People in Pakistan are praising a teenage boy who residents and police say died this week while trying to stop a suicide bomber who was targeting his school in the country's violence-prone northwest.
Local police official Raheem Khan said Thursday that 15-year-old Aitzaz Hasan died Monday in a remote village in Hangu, a district in Khyber Pakhtunkhwa province. Some news sources reported that he was as old as 17. A teacher at the school told investigators he saw Hasan chasing the attacker and then saw the attacker detonate the bomb that killed the teen, Khan said.
Pakistani media reported that Hasan was late for school, and that is why he was outside when the attacker approached the building.
The English-language Express Tribune newspaper reported that Hasan's father, Mujahid Ali, was living and working in the United Arab Emirates when the attack occurred. Many men in the impoverished region are forced to move abroad, especially to the Gulf, to provide for their families.
Ali told the newspaper that he had returned not to mourn his son but to celebrate his life.
"My son made his mother cry, but saved hundreds of mothers from crying for their children," he told the newspaper.
Ali told Agence France-Presse on Thursday that he felt not sadness but pride at his son's death. “Many people are coming to see me, but if they try to express sympathy, I tell them to congratulate me instead on becoming the father of a martyr,” he said.
Local resident Miqdar Khan said people in the district were hailing the teen as a hero, and hundreds of people attended his funeral to pay their respects. He said the teenager was known for openly criticizing armed groups.
"Aitzaz Hasan used to tell all that one day he would capture some suicide bomber, and his class fellows used to laugh," Khan said. "But this boy proved what he said, and I am sad that he left us too early."

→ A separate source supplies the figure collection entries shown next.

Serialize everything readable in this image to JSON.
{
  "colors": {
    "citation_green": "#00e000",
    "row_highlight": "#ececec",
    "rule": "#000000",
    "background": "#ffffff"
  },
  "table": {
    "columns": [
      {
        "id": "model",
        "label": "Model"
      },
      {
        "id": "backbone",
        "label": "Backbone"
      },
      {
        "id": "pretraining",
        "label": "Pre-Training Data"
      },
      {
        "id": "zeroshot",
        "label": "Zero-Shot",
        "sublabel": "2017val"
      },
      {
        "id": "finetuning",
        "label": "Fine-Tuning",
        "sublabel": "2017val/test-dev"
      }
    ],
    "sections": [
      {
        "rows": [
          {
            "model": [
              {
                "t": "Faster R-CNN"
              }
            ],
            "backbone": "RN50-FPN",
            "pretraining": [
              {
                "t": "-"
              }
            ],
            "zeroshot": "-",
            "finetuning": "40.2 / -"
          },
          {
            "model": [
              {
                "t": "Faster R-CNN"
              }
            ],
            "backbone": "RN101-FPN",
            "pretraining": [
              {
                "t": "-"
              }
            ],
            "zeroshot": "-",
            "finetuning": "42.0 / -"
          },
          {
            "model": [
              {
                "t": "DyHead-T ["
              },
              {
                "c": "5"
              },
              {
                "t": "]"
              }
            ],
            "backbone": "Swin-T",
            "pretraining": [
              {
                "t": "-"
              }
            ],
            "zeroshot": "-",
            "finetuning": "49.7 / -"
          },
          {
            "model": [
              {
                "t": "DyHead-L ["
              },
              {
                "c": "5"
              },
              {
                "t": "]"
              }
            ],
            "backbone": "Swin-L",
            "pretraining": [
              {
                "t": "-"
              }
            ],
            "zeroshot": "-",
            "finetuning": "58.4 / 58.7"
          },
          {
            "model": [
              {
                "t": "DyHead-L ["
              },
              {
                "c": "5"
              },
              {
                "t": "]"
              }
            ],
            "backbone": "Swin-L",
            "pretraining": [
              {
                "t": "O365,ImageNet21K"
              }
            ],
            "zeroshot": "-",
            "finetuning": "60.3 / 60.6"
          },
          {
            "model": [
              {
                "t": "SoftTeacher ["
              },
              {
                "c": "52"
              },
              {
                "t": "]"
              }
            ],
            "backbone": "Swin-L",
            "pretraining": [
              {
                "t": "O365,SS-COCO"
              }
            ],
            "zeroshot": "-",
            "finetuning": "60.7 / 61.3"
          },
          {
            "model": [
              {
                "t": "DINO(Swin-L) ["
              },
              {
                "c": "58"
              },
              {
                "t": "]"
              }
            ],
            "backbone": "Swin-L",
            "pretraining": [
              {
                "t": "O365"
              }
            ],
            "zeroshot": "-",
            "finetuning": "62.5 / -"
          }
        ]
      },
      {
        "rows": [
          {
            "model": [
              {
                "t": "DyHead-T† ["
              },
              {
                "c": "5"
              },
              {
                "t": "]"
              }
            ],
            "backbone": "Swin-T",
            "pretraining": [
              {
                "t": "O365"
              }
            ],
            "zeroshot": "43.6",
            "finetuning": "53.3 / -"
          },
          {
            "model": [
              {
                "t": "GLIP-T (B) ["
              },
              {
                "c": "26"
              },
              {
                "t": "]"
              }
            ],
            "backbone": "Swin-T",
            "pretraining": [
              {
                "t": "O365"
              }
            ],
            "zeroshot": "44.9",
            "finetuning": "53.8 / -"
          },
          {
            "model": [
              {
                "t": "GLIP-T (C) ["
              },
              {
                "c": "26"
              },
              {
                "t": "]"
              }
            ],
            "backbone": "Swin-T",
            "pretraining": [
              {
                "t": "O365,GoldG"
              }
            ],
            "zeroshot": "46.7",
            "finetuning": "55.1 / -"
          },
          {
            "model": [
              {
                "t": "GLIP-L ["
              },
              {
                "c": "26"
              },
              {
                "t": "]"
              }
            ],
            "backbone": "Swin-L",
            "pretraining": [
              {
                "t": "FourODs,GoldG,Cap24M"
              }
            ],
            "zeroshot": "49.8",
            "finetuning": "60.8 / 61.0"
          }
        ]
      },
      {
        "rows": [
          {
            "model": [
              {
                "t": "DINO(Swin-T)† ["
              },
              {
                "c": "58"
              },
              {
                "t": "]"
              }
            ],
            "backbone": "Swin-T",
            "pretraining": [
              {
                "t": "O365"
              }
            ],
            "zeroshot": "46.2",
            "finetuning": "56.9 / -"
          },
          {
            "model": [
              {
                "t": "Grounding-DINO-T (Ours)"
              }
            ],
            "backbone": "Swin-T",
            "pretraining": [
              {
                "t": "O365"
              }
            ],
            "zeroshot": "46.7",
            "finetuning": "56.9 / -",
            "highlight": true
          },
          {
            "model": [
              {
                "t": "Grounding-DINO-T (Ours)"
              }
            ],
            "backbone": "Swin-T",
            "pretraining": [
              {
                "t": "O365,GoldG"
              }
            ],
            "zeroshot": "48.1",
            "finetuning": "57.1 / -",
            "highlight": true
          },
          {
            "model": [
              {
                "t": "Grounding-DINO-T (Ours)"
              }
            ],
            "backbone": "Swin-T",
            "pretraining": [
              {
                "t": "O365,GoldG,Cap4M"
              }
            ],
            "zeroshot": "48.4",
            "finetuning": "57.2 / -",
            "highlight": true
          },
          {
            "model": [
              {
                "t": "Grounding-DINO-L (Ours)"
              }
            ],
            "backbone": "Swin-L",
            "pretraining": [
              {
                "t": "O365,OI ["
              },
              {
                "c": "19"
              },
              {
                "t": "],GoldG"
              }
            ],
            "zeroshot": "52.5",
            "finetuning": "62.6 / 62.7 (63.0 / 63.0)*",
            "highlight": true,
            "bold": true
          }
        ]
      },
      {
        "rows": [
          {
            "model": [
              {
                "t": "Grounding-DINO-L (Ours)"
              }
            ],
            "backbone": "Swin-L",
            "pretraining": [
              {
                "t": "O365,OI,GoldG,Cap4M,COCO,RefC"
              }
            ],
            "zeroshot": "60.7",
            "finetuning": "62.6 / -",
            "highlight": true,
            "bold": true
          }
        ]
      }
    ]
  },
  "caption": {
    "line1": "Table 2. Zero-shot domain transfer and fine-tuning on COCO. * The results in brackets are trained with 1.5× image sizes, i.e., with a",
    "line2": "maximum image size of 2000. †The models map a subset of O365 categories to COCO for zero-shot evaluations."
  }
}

The area where Hasan lived is home to many members of the minority Shia Muslim sect, a number of whom have been killed by armed groups that view them as heretics.
Suicide bombings and killings have become an everyday fact of life in many parts of Pakistan.
A study by the Islamabad-based Pak Institute for Peace Studies found that armed attacks in 2013 increased by 9 percent over the previous year, while the number of people killed in such incidents jumped by 19 percent. The number of suicide attacks climbed by 39 percent in the same period, the report found.
In the face of such unremitting violence, the image of a teenager giving his life to save his classmates captured the imagination of many in Pakistan. Hasan's death led to an outpouring of emotion on television and on social media, where the hashtag #onemillionaitzazs quickly became a favorite among Twitter users.
Pakistan's former ambassador to the United States, Sherry Rehman, tweeted that Hasan should be given a medal: "Another young one with heartstopping courage."
Chaudhry Mohammed Sarwar, governor of the eastern Punjab province, told Pakistan's Dunya news channel that Hasan should be honored.
"He is the hero of the whole nation, as he has saved many lives by giving his own life," Sarwar said.